New Seedlings and Cuttings
Our production of seedlings of everything from rare Euphorbias to relatively common Adeniums has overwhelmed our greenhouse, prompting us to seemingly perpetually rearrange our inventory. The 2015 seedling production was our best ever, with a number of new species that we've never offered before coming up in droves. This is particularly true for Aloes, where we have a number of new species we've never even seen before, as well as some unusual geophytes and especially mesembs inspired by our most recent trip to South Africa. We've had a bumper crop of new seedlings in 2016 as well, and many of these will become available in the next year or so. We're starting to grow a lot of columnar cacti, which is a serious change for our business.

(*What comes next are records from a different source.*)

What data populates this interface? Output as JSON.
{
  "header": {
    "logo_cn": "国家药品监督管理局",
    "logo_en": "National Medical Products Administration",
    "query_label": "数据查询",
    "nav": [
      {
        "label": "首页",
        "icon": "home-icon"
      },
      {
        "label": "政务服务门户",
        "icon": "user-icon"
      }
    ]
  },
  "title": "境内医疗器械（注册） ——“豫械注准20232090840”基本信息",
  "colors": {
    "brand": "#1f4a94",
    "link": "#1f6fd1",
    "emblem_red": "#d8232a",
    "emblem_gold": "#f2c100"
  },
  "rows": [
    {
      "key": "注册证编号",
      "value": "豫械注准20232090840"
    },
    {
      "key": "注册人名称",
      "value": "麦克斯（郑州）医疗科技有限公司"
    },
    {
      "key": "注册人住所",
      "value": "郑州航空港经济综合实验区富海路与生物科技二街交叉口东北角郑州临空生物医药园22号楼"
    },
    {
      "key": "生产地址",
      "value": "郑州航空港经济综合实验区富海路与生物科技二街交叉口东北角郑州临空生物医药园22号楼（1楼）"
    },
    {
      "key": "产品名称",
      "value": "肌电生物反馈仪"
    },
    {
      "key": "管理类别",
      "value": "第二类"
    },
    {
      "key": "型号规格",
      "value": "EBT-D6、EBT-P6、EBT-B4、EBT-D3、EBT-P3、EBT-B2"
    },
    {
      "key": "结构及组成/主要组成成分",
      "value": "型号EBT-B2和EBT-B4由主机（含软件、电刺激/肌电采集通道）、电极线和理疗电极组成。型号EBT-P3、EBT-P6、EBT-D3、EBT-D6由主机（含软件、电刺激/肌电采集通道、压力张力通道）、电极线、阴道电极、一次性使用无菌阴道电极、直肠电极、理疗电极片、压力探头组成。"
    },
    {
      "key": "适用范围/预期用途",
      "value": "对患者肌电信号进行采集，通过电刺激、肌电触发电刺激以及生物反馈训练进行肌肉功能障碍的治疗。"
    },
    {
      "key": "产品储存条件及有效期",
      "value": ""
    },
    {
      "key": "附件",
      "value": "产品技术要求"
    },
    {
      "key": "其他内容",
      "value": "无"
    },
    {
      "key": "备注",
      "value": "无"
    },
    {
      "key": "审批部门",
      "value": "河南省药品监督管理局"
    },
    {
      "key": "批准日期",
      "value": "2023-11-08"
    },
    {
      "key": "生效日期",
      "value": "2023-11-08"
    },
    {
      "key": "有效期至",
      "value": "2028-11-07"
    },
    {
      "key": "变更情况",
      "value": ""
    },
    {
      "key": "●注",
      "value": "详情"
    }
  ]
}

What should be especially interesting to some of you is a new commitment to propagation via cuttings, which we are now doing to increase many rare species, notably Euphorbias, Commiphora, and Bursera. Expect our offerings of Euphorbias to increase, particularly related to plant size and quality. We're finally getting the senescent plants that once filled out greenhouse space to grow into decent looking plants, and we're getting happier about the quality of plants we offer for sale.